Just when you thought the characters couldn't get more excessive, in walks John Michael Higgins as the much-feared zoo inspector. There's not an ounce of subtlety here, as Higgins' character leers at Kelly and extends his custom tape measure across the tiger enclosure, playing a mine-is-biggerthan-yours with Benjamin. This happens more than once, by the way, in case you didn't chuckle the first time.

And so the night noises go from drunken parties to the sounds of a tropical paradise, but elsewhere the action is far less subtle: the lasagne-toting mom at school is too forward; home-schooled Lilly is too weird; the Scot is too manic; Rosie is too cute; and the inspector is too much of everything. And Kelly?

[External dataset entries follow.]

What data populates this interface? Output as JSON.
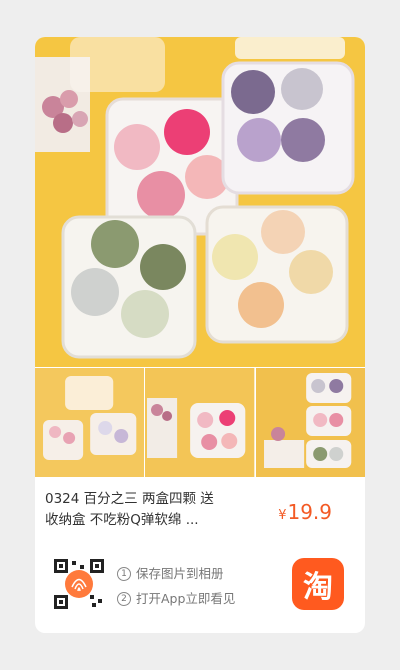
{
  "product": {
    "title_line1": "0324 百分之三 两盒四颗 送",
    "title_line2": "收纳盒 不吃粉Q弹软绵 ...",
    "price_symbol": "¥",
    "price_value": "19.9"
  },
  "actions": {
    "step1_num": "1",
    "step1_text": "保存图片到相册",
    "step2_num": "2",
    "step2_text": "打开App立即看见"
  },
  "app": {
    "logo_char": "淘"
  },
  "colors": {
    "accent": "#ff5a1f",
    "price": "#f35a25",
    "background": "#f5c642"
  }
}
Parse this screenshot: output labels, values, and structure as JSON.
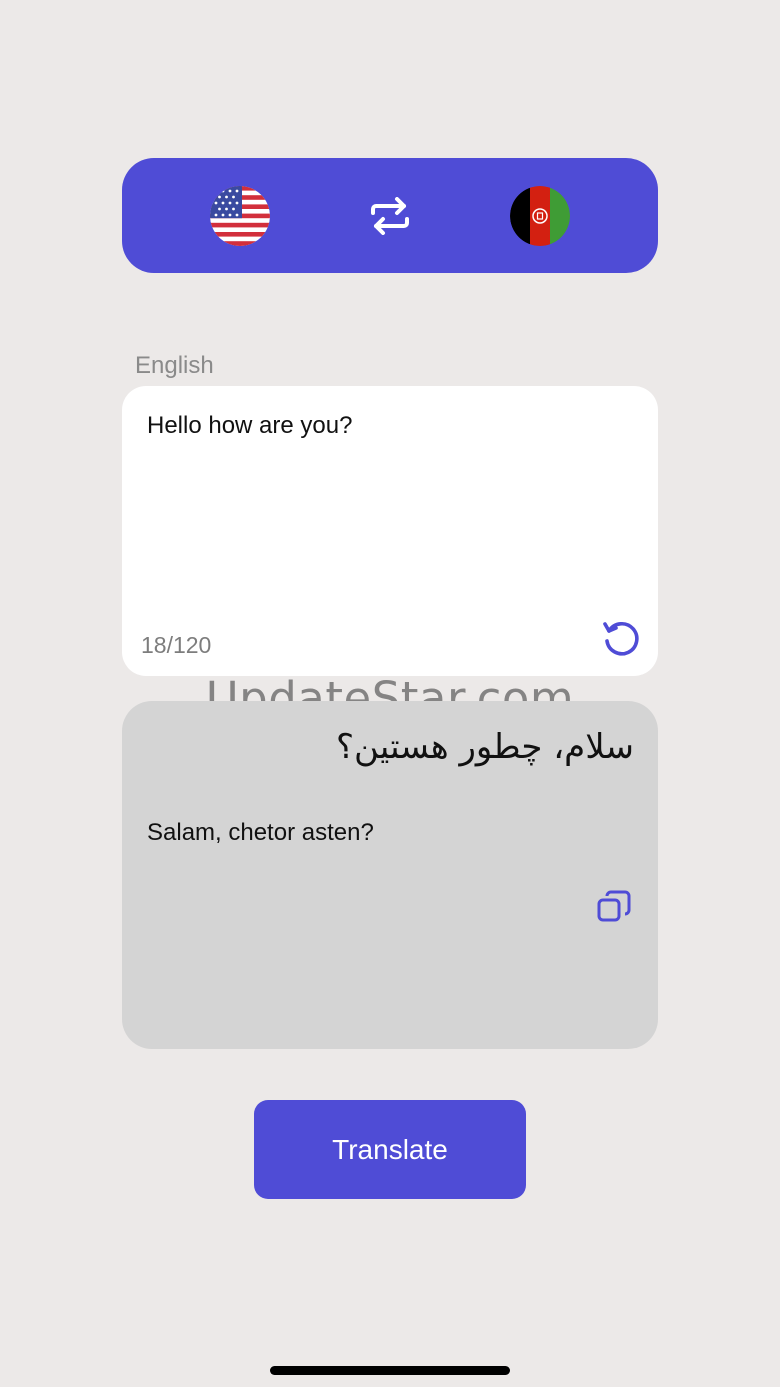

She's as one-dimensional as they come, as Benjamin grows more in his relationship with a dying tiger than in their spontaneous romance.

Everywhere I thought there might be a surprise in this movie about loss and risk, there wasn't. "All you need is 20 seconds of courage," Benjamin tells his son. But really, all Crowe needed was 20 minutes of edits to make this the touching film it was intended to be. At least the animals don't talk back.